Day 1 – Saint Jean Pied du Port to Roncesvalles – baptism by fire on the Camino de Santiago
It was still dark out, but the rustling of bed sheets started at 5:30. This didn’t matter as I had already been awake for some time! After nothing by sunshine and heatwave in Croatia, the damp and drizzly morning was a bit of a shock to the system! It didn’t matter – today was day one of the Camino and I was bursting with both excitement and trepidation!
The walk from Saint Jean Pied du Port is one of the toughest days for the pilgrims on the way to Santiago de Compostela. The terrain is unforgiving as it moves ever upwards, the gradient far steeper than I ever imagined. While I felt a little like a cheat, I had decided to have my bag carried for me the first day – delivered to Hostel La Posada, a 12th century hostel and restaurant in Roncesvalles. I carried only a small day pack. It was a tough decision that I did not regret as I watched my fellow pilgrims grin and bear the brunt of a full pack through the climbs, often stopping for a moment to rest. I felt that it was easier to push on, my load not nearly as heavy! Was I cheating or easing myself into the Camino? Before the midway point of the day, I came across one man, happy to stop for a breath, who asked how I was feeling. Guiltily, I told him that I felt ok, but that my big pack had been transported up ahead. The look on his face told me that he was tired, and I was almost afraid to ask. His response, indeed, was that he was quite tired, wished he was done for the day as exhaustion set in. Had there been a place to stop, I am certain he would have, but the first day is tough and a true testament to your strength and resolve. The first day, while beautiful, is long and tiring. There are very few stopping options once you start the trek from St Jean Pied du Port. I knew I had made the right decision about my pack.
The rains and mist were on and off all day, the winds whipping across the unsheltered sections as I climbed, grateful for having purchased a rain cape before leaving St Jean Pied du Port. I met many people on this day, and look forward to meeting up with them along the route, for this is the way of the pilgrim.
When there were views, they were spectacular. The land fell away to farm and pasture land – occasional bursts of sunlight shining as if a spotlight had been lit to showcase a village down below. When the weather came up, I can see how easily one could lose their way. At one stage, trying to take a photo of the stunning scene that lay itself out in front of me, I pulled my camera out of my case only to find the clouds had rushed in and the scene was quite different, almost gone in the time it took to take it out! I took the picture anyway – completely different from what I had imagined it to be, yet a perfect depiction of the conditions that prevailed all day.

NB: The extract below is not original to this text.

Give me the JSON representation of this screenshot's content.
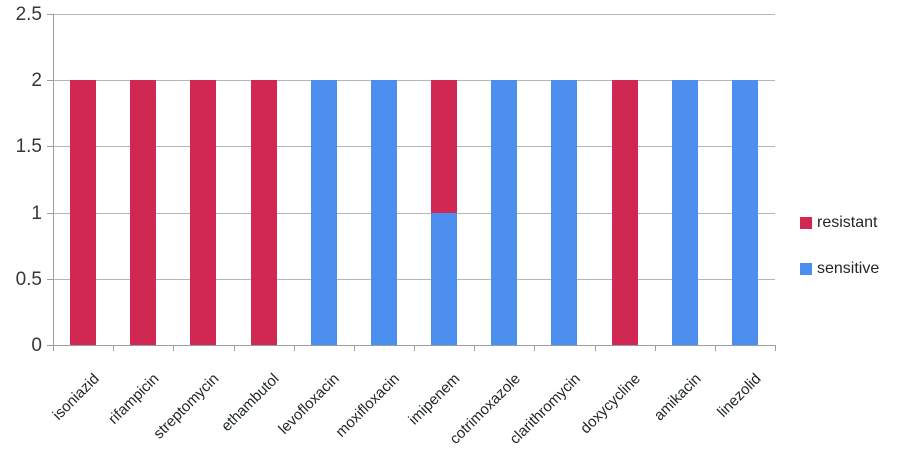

Once over the col (highest point at 1,450m), it was a serious descent – so steep that even on foot, I had to zigzag my way down, ever so careful to not turn my ankle on this technical part to the day. They say that may pilgrims are injured here – the fatigue of a long day of walking making them prone to trips and falls. It was a tough descent – once again I was glad to only have my small day pack.
Roncesvalles was a sight for weary bodies and souls. I arrived at the albergue and shuffled inside. It is customary to remove your boots when entering the albergues, and I would have loved to have my sandals in my day pack – the cobbles were hard on my tired feet, with only socks to protect them. The municipal albergue was a dream – built in 2011, it was new and modern, with bunks grouped into small groups of 4, lockers available to house your belongings. I had spent part of the day hiking around 2 other pilgrims, and we instantly became friends, learning the pilgrim process, sharing our bunk space and reserving for dinner. The pilgrims dinner was amazing – a 3 course affair designed to fuel us for the day ahead. One day in, and I feel like a new person – the simplicity of life on the Camino setting into my soul as I walk – one foot in front of the other, a time for reflection and slowing down.
In all, it was 27 kms to Roncesvalles….., however the John Brierly guidebook suggests it feels more like 29 kms when you factor in the climbing. The day took me 8 hours with few stops. The view of the ancient church and town of Roncesvalles gave me much joy when I arrived – I had done it – I had made it through the first day of the Camino. My feet were thankfully intact, as many are plagued by blisters, but a new pain had cropped up in my left knee. Definitely something to worry about as this was only day 1, and I had not even carried my full pack. The pain was unlike any I had had before. The guide books warn of not overdoing it in the early days, as the body adjusts and the muscles develop. I am not sure that I overdid it – with no overnight options past Orisson and no large pack to carry, I felt I had played it relatively safe! Only time will tell as I continue the journey – will I be forced to rest and recover, or will I be able to continue, taking more rests as I walked throughout the day?
While the destination is Santiago de Compostela, on the pilgrimage, it is the journey that counts.
(Editor’s note: sadly, the good camera did not make it through – perhaps the mist and damp getting into the electronics. Photo are limited – thankfully I also carried a point and shoot. A post with the views from day one will follow, but only after the Camino is finished!)
Day 1 of the Camino de Santiago was a baptism by fire – the beauty and the physical test will be hard to beat!